If you choose the group sound bath, which we did, you get to participate with about 20+ other people, laying on mats with blankets to use at your discretion. A guide explains how you will most likely “time travel”, causing most to fall into a deep sleep. Snoring is not unlikely, and you are encouraged to nudge your neighbor if they do start to snore. Excessive snoring or failure to quit will result in you being asked to leave.

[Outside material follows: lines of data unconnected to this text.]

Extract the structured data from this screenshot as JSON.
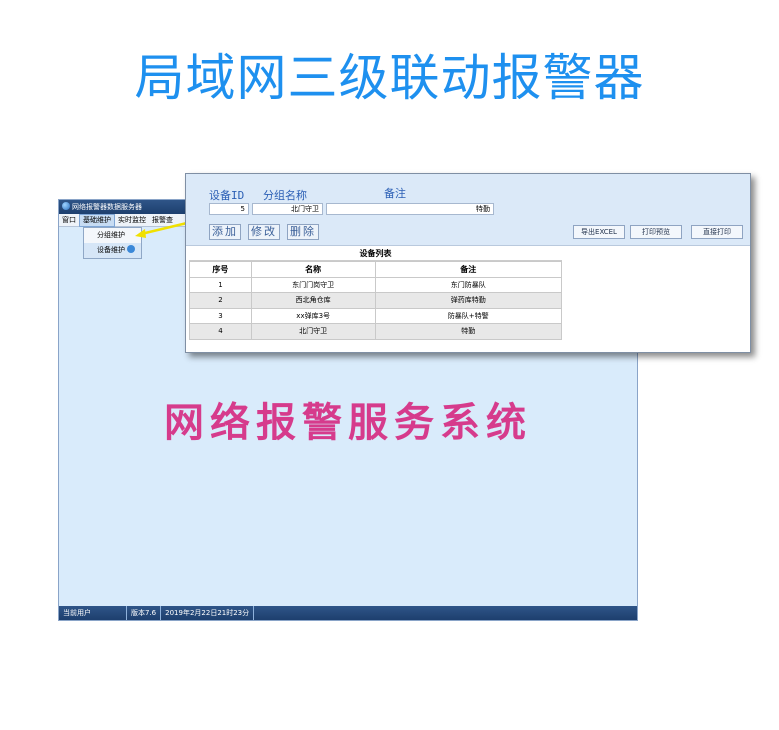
{
  "banner": {
    "title": "局域网三级联动报警器"
  },
  "window": {
    "title": "网络报警器数据服务器",
    "menu": [
      "窗口",
      "基础维护",
      "实时监控",
      "报警查"
    ],
    "dropdown": [
      "分组维护",
      "设备维护"
    ],
    "watermark": "网络报警服务系统",
    "status": {
      "user": "当前用户",
      "version": "版本7.6",
      "datetime": "2019年2月22日21时23分"
    }
  },
  "dialog": {
    "labels": {
      "device_id": "设备ID",
      "group_name": "分组名称",
      "remark": "备注"
    },
    "fields": {
      "device_id": "5",
      "group_name": "北门守卫",
      "remark": "特勤"
    },
    "buttons": {
      "add": "添加",
      "edit": "修改",
      "delete": "删除"
    },
    "right_buttons": {
      "export": "导出EXCEL",
      "preview": "打印预览",
      "print": "直接打印"
    },
    "table": {
      "title": "设备列表",
      "headers": [
        "序号",
        "名称",
        "备注"
      ],
      "rows": [
        [
          "1",
          "东门门岗守卫",
          "东门防暴队"
        ],
        [
          "2",
          "西北角仓库",
          "弹药库特勤"
        ],
        [
          "3",
          "xx弹库3号",
          "防暴队+特警"
        ],
        [
          "4",
          "北门守卫",
          "特勤"
        ]
      ]
    }
  },
  "colors": {
    "banner": "#1e90ef",
    "watermark": "#d63b8c",
    "bar": "#1d3f6e",
    "arrow": "#f0e000"
  }
}
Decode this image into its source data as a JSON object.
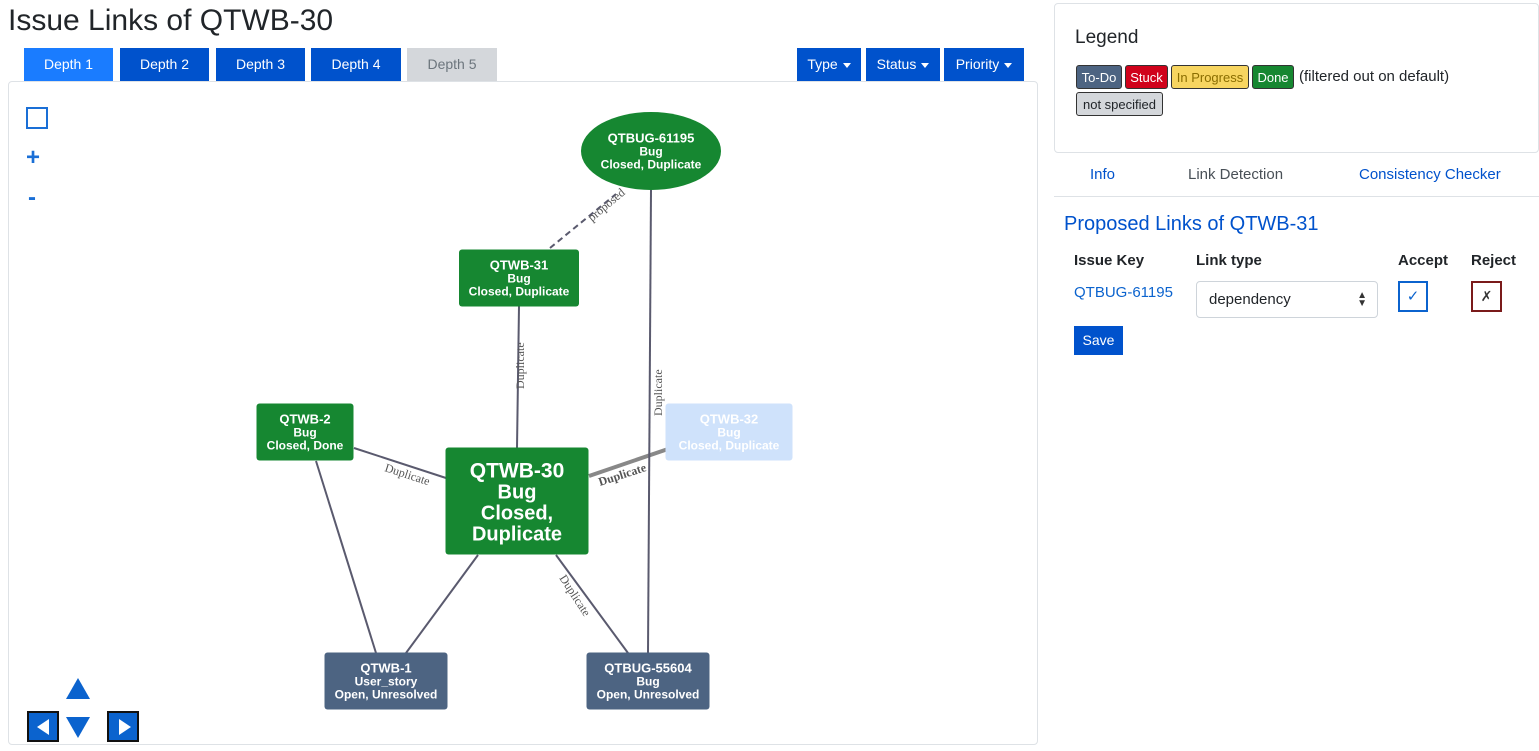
{
  "page_title": "Issue Links of QTWB-30",
  "depth_tabs": [
    {
      "label": "Depth 1",
      "state": "active"
    },
    {
      "label": "Depth 2",
      "state": "normal"
    },
    {
      "label": "Depth 3",
      "state": "normal"
    },
    {
      "label": "Depth 4",
      "state": "normal"
    },
    {
      "label": "Depth 5",
      "state": "disabled"
    }
  ],
  "filters": {
    "type": "Type",
    "status": "Status",
    "priority": "Priority"
  },
  "graph_controls": {
    "zoom_in": "+",
    "zoom_out": "-"
  },
  "graph": {
    "colors": {
      "done": "#168731",
      "todo": "#4d6482",
      "filtered": "#cfe2fb",
      "edge": "#5a5a6e",
      "selected_edge": "#888888"
    },
    "nodes": [
      {
        "id": "QTBUG-61195",
        "lines": [
          "QTBUG-61195",
          "Bug",
          "Closed, Duplicate"
        ],
        "status": "done"
      },
      {
        "id": "QTWB-31",
        "lines": [
          "QTWB-31",
          "Bug",
          "Closed, Duplicate"
        ],
        "status": "done"
      },
      {
        "id": "QTWB-2",
        "lines": [
          "QTWB-2",
          "Bug",
          "Closed, Done"
        ],
        "status": "done"
      },
      {
        "id": "QTWB-32",
        "lines": [
          "QTWB-32",
          "Bug",
          "Closed, Duplicate"
        ],
        "status": "filtered"
      },
      {
        "id": "QTWB-30",
        "lines": [
          "QTWB-30",
          "Bug",
          "Closed,",
          "Duplicate"
        ],
        "status": "done"
      },
      {
        "id": "QTWB-1",
        "lines": [
          "QTWB-1",
          "User_story",
          "Open, Unresolved"
        ],
        "status": "todo"
      },
      {
        "id": "QTBUG-55604",
        "lines": [
          "QTBUG-55604",
          "Bug",
          "Open, Unresolved"
        ],
        "status": "todo"
      }
    ],
    "edges": [
      {
        "from": "QTWB-31",
        "to": "QTBUG-61195",
        "label": "proposed",
        "style": "dashed"
      },
      {
        "from": "QTWB-30",
        "to": "QTWB-31",
        "label": "Duplicate",
        "style": "solid"
      },
      {
        "from": "QTWB-30",
        "to": "QTWB-2",
        "label": "Duplicate",
        "style": "solid"
      },
      {
        "from": "QTWB-30",
        "to": "QTWB-32",
        "label": "Duplicate",
        "style": "bold"
      },
      {
        "from": "QTBUG-61195",
        "to": "QTBUG-55604",
        "label": "Duplicate",
        "style": "solid"
      },
      {
        "from": "QTWB-30",
        "to": "QTBUG-55604",
        "label": "Duplicate",
        "style": "solid"
      },
      {
        "from": "QTWB-30",
        "to": "QTWB-1",
        "label": "",
        "style": "solid"
      },
      {
        "from": "QTWB-2",
        "to": "QTWB-1",
        "label": "",
        "style": "solid"
      }
    ]
  },
  "legend": {
    "title": "Legend",
    "badges": [
      {
        "label": "To-Do",
        "bg": "#4d6482",
        "fg": "#ffffff"
      },
      {
        "label": "Stuck",
        "bg": "#d0021b",
        "fg": "#ffffff"
      },
      {
        "label": "In Progress",
        "bg": "#f7d560",
        "fg": "#8a6d00"
      },
      {
        "label": "Done",
        "bg": "#168731",
        "fg": "#ffffff"
      },
      {
        "label": "not specified",
        "bg": "#d4d7db",
        "fg": "#212529"
      }
    ],
    "note": "(filtered out on default)"
  },
  "info_tabs": [
    {
      "label": "Info",
      "state": "normal"
    },
    {
      "label": "Link Detection",
      "state": "active"
    },
    {
      "label": "Consistency Checker",
      "state": "normal"
    }
  ],
  "proposed": {
    "title": "Proposed Links of QTWB-31",
    "headers": {
      "issue_key": "Issue Key",
      "link_type": "Link type",
      "accept": "Accept",
      "reject": "Reject"
    },
    "rows": [
      {
        "issue_key": "QTBUG-61195",
        "link_type": "dependency",
        "accept": "✓",
        "reject": "✗"
      }
    ],
    "save_label": "Save"
  }
}
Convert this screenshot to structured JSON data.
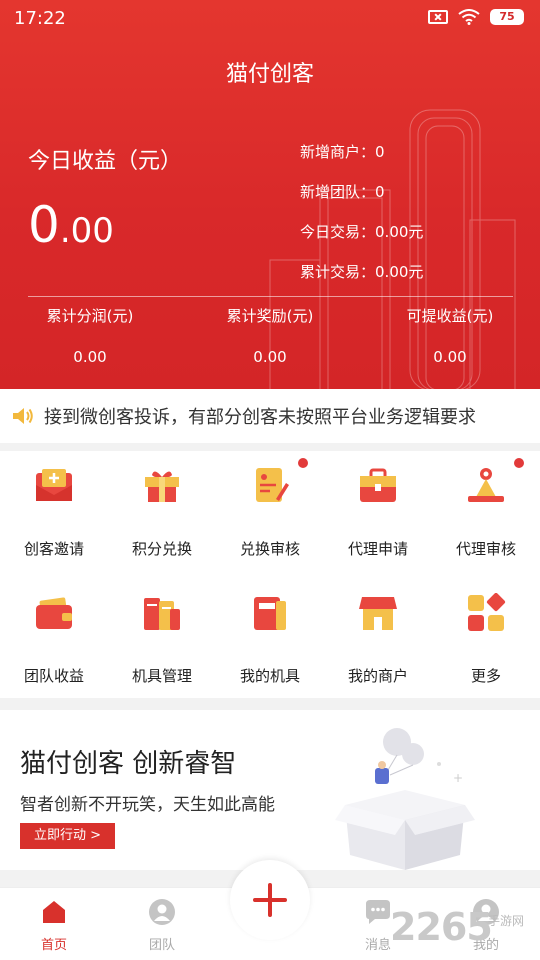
{
  "status_bar": {
    "time": "17:22",
    "battery": "75"
  },
  "header": {
    "title": "猫付创客",
    "earnings_label": "今日收益（元）",
    "earnings_int": "0",
    "earnings_dec": ".00",
    "stats": [
      {
        "label": "新增商户：",
        "value": "0"
      },
      {
        "label": "新增团队：",
        "value": "0"
      },
      {
        "label": "今日交易：",
        "value": "0.00元"
      },
      {
        "label": "累计交易：",
        "value": "0.00元"
      }
    ],
    "totals": [
      {
        "label": "累计分润(元)",
        "value": "0.00"
      },
      {
        "label": "累计奖励(元)",
        "value": "0.00"
      },
      {
        "label": "可提收益(元)",
        "value": "0.00"
      }
    ]
  },
  "notice": {
    "text": "接到微创客投诉，有部分创客未按照平台业务逻辑要求"
  },
  "menu": {
    "items": [
      {
        "label": "创客邀请",
        "icon": "invite-icon"
      },
      {
        "label": "积分兑换",
        "icon": "gift-icon"
      },
      {
        "label": "兑换审核",
        "icon": "review-doc-icon"
      },
      {
        "label": "代理申请",
        "icon": "briefcase-icon"
      },
      {
        "label": "代理审核",
        "icon": "agent-review-icon"
      },
      {
        "label": "团队收益",
        "icon": "wallet-icon"
      },
      {
        "label": "机具管理",
        "icon": "devices-icon"
      },
      {
        "label": "我的机具",
        "icon": "my-device-icon"
      },
      {
        "label": "我的商户",
        "icon": "store-icon"
      },
      {
        "label": "更多",
        "icon": "more-grid-icon"
      }
    ]
  },
  "banner": {
    "title": "猫付创客 创新睿智",
    "subtitle": "智者创新不开玩笑，天生如此高能",
    "button": "立即行动 >"
  },
  "bottom_nav": {
    "items": [
      {
        "label": "首页",
        "icon": "home-icon"
      },
      {
        "label": "团队",
        "icon": "team-icon"
      },
      {
        "label": "消息",
        "icon": "message-icon"
      },
      {
        "label": "我的",
        "icon": "profile-icon"
      }
    ]
  },
  "watermark": {
    "text": "2265",
    "sub": "手游网"
  },
  "colors": {
    "brand_red": "#d8312c",
    "icon_yellow": "#f4c04a",
    "icon_red": "#e8473f"
  }
}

The bowls are played for about an hour and I can say I consciously listened to several minutes of the bowls playing and then journeyed to another realm, waking several minutes after the music stopped. They continued playing calming music from a CD after the live music, since many did not wake immediately. My friend and I, in the most relaxed state, made our way down the stairs, back out into the desert. We decided to chill and drink more of the electrically charged water before heading onto our next stop, Rick’s buddy Garth’s Boulder Gardens which he named God’s Way Love.
God’s Way Love - Garth's Boulder Garden
Heading down Gamma Gulch Rd. we were surprised to see a sign for God’s Way Love. We soon understood though that it was less the secret spot we had envisioned and more of a welcoming gathering spot for all mankind, an invitation to enjoy the sacred space that Garth has spent the last 30 years building and maintaining. Once on the narrow dirt road entrance, it became clear to us that this was literally off the beaten path. We ascended up several miles past insane multi-sized, round boulder formations, vacant school buses, and a massive teepee, until we reached what we believed to be the main area. We were total strangers; in a normal situation we might have felt as though we were trespassing. However, this was not one of those times. Everyone is welcome here, encouraged to visit the land and appreciate its beauty.
Garth has his entourage, some permanent, and some who stay for just a short time and do their part to help the community; all welcomed us with open arms. There was a small outdoor kitchen area, couches, fire pits, a grand piano, meditation gardens, and a sauna and hot tub that he’s built in between two large rocks. The teepee I mentioned is Garth’s dwelling, covered in stucco to withstand the cold winter temperatures. There are gardens placed throughout the main grounds, designed with crystals he’s collected from all over the world, and various other treasures you’ll find while you explore, including a chicken coop.
Garth keeps his venture funded by offering his land to various groups for yoga retreats, camping trips, etc. and people are encouraged to leave donations when leaving the property. After a live jam session, and the hospitality and pure kindness we received from the group, we didn’t blink an eye at contributing to fund this desert oasis and keeping its beautiful people thriving.
God’s Way Love is a place I would love to be able to call home, but mom-duty called so it was time to head into the sunset, literally, towards the Pacific with a quick stop in Desert Hot Springs to enjoy the natural hot springs pools, relax our muscles and clean off the desert dust. There are several spas in the town to choose from – we selected one of the first we saw, the Desert Hot Springs Spa Hotel, which had a number of pools with a variety of hot to warm temperatures. It was the perfect way to end these two amazing days, jam-packed with adventure, that had left us with an even greater appreciation for the great wild open desert and its quirky gems.